According to their website:
Selvedge is a design-led, 100 page, bi-monthly magazine that covers every facet of textiles – interiors, fashion, art, craft, travel and shopping – in an intelligent and inspiring way.
They also have an expensive looking shop, both online and in London.
I asked for a magazine for Christmas, Santa did ask if I wanted a subscription but I felt like I should take an issue for a test drive before that kind of investment. It’s a bit hard to review a magazine because obviously each issue will be different but I guess you can get a flavour of the quality of the content.
This month’s theme is Carnival. I don’t see any carnival evident but it is focused on the traditional crafts and textile art from South America. Some of the photographs are beautiful, the design of the magazine is clean and very pleasing (think wide margins and nicely lined up photos). And some of the textile crafts are very impressive, I would love to have a job scouting for textile artisans!
I liked reading about Adriana Torres ‘the only illustrator-embroiderer in Buenos Aires’ as her work was beautiful. And Brazilian artist Ernesto Neto’s giant crochet sculptures that people could walk through. But I did wonder if traditional South American crafts were being appropriated and sold for a shed load of cash. On one page there is a brief history of Chilean ponchos and a selection for sale ranging from £89 to 45,360 euros- so something for every budget…Thankfully that seems like the only such advert.

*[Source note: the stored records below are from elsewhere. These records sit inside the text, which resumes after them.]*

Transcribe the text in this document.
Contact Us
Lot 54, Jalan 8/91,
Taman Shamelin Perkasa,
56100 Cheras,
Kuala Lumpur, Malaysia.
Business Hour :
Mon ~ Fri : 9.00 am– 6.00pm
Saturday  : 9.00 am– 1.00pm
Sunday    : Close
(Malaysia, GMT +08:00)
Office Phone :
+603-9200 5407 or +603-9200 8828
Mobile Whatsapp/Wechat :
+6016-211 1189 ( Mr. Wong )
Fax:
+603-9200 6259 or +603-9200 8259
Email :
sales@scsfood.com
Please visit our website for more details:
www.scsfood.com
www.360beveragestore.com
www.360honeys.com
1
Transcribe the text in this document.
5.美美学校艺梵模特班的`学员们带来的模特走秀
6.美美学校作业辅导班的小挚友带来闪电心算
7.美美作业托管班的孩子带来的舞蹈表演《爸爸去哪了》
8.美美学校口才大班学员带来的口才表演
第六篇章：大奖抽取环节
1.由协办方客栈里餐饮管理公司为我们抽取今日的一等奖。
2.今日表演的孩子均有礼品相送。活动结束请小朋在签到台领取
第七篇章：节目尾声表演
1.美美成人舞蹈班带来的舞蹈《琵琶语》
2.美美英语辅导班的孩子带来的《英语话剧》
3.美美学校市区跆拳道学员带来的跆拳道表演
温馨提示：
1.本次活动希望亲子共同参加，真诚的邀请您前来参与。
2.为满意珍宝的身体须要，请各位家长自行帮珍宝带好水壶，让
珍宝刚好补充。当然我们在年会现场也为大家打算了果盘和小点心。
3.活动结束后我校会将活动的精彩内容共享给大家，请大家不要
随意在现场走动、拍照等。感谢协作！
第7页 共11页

I appreciated there was an article about the revival of 70’s fashion and reminiscing about 1970’s political activism, coinciding with political and economic changes that seem to be leading us away from mass production. I was please that the writer didn’t leave the story there but pointed out that the somewhat (extremely) sexist comments of Karl Lagerfeld, for example, would suggest that the current trend is the fashion industry appropriating theat counter-culture and then selling it back to us. I would have liked more articles like this one it sort of seemed out of place in this edition though.
I think I may buy another issue but the price tag still puts me off. I like that there aren’t too many adverts, some of the places advertised seemed like places where I might be able to get nice presents for people in the future, but if you don’t have adverts then you have to pay a premium for the magazine.